Stuck-Up Suit

By: Vi Keeland & Penelope Ward



A woman boarded at the next stop and sat directly across from Graham. She was young, and the length of her skirt bordered on inappropriate. Her tanned legs were toned, bare and sexy, even my eyes lingered for a moment. Yet the lion never pounced. He never even seemed to actually notice her as he alternated between reading and mindlessly clicking that big watch of his. I totally would have taken him for more of a whore than that.

When his stop came, I made the decision that I’d give him back the phone. Tomorrow. One more day wouldn’t matter. For the rest of my trip, I went back through his pictures. Only this time, I studied them, paying close attention to the details of the background rather than the focal subject.

The photo of him and the old lady was taken in front of a fireplace. I hadn’t noticed it before. The mantel was lined with a dozen picture frames. I zoomed in on the frame that was the least pixilated. It was of a young boy and a woman. The boy looked about eight or nine and was wearing a uniform of some sort. The woman—at least I thought it was a woman—had something close to a crew cut. The boy might have been Graham, but I couldn’t be sure. I almost missed my stop zooming in on what turned out to be a mailman in the back of another shot. What the hell was I doing?

I stopped at my usual coffee truck and ordered. “I’ll take a grande, iced, sugar-free, vanilla latte with soy milk.”

Anil shook his head and chuckled. Every once in a while, when he had a line of women who looked like they got lost trying to find a Starbucks, I would order something ridiculous. Loudly. I’d usually get at least one who believed Anil’s Halal Meat served fru fru drinks. Basically, you had four choices: black, milk, sugar, or go somewhere the hell else—he didn’t even carry Equal. Dropping my buck in the cup, he handed me my usual black coffee, and I laughed as I walked away hearing a woman ask if he made Frappuccinos.

When I arrived at the office, Ida was in a particularly rancid mood. Fucking awesome. The whole world thought Ask Ida was a beloved American institution; only a select few knew the truth. The woman who delved out heaping doses of sugary advice got her jollies from screwing people and being cheap.

“Find a number for the Celestine Hotel,” was how she greeted me.

I powered on the tower to the old desktop computer she had me work on. The Internet on my phone was much faster, but I wasn’t using up my data because she refused to move into the twenty-first century. Five minutes later, I brought her the number in her office.

“Here you go. Would you like me to make a reservation for you?”

“Grab the travel folder from the file cabinet.”

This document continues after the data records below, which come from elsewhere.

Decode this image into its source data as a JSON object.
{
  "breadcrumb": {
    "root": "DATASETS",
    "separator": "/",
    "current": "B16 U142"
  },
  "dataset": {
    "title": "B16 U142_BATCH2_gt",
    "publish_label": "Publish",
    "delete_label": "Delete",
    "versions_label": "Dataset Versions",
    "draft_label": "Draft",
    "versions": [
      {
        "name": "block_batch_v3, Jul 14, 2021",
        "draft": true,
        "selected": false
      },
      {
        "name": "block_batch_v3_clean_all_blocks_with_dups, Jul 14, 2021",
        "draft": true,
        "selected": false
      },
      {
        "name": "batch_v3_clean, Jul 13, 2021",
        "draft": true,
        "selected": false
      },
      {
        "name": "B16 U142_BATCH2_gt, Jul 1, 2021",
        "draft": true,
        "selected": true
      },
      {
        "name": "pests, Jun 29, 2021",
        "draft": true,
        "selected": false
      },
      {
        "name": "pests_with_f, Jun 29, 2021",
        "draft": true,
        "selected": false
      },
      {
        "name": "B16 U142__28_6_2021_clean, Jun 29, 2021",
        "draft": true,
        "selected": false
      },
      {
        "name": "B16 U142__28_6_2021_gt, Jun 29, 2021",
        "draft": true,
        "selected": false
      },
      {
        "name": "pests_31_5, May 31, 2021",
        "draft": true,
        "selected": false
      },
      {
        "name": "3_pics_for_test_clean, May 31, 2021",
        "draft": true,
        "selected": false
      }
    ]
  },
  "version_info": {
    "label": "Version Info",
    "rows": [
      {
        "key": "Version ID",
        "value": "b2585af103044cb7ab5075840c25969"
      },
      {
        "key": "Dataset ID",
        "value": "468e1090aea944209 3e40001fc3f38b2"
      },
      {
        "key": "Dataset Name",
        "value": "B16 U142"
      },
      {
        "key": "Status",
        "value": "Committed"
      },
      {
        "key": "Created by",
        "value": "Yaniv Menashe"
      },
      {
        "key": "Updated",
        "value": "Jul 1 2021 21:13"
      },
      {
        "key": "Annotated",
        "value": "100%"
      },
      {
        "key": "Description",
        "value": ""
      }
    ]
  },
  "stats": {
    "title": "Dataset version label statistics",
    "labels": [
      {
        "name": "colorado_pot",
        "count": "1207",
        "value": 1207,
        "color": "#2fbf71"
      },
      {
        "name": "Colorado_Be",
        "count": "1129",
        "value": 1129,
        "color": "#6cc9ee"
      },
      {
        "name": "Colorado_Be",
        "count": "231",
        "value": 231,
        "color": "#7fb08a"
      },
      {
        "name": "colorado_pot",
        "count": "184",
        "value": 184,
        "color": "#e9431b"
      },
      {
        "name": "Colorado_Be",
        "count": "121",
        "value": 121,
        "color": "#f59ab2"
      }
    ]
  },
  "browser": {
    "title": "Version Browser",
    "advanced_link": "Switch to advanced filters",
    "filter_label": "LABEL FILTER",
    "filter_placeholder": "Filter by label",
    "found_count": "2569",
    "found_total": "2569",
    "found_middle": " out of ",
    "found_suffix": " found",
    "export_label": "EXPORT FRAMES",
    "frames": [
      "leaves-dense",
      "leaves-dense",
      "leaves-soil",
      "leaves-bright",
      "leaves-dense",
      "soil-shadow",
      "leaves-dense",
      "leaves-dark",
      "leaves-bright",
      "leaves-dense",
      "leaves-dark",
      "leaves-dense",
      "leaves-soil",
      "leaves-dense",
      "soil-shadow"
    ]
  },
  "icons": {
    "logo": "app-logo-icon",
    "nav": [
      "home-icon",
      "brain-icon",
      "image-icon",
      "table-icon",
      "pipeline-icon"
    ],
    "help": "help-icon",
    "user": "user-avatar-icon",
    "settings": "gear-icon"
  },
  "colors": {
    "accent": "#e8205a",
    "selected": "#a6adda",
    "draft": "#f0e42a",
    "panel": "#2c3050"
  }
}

I handed it to her and waited since she never answered my question. Ida flipped through the bulging file until she found a small, folded card—the kind the hotel leaves with the maid’s name on it. She read it and then held it out to me. “Call the hotel. Tell them Margaritte doesn’t know how to clean a room. That the last time I stayed at the Celestine, the carpet wasn’t properly vacuumed, and there were black hairs on the wall in the shower.”

“Okay…”

“Mention Margaritte by name and that I specifically want a room cleaned by someone else. Then ask for a discount.”

“What if they won’t give a discount?”

“Then book the room anyway. My room was perfectly clean last time.”

“You mean the carpet and shower weren’t dirty?”

She let out an exasperated sigh as if I was trying her patience. “Their room rates are highway robbery. I’m not paying $400 a night.”

“So instead you want me to possibly get someone fired?”

She raised one thick, drawn-on eyebrow. “Would you rather it be you?”

Yeah. This bitch should be giving advice on morality.



***



LUCKY FOR ME, IT WAS WEDNESDAY—the day Ida met her editor each week. So, at least, I only had to put up with her for half a day before she left me with a page long to-do list:

Order new business cards. (Make them less colorful this time, I run a business not a circus.)

Update blog. (Yellow folder has daily letters and responses. Do not improvise as you type. Ask Ida does NOT suggest doing it doggy style to cheer up your boyfriend who just lost his beloved Jack Russell terrier).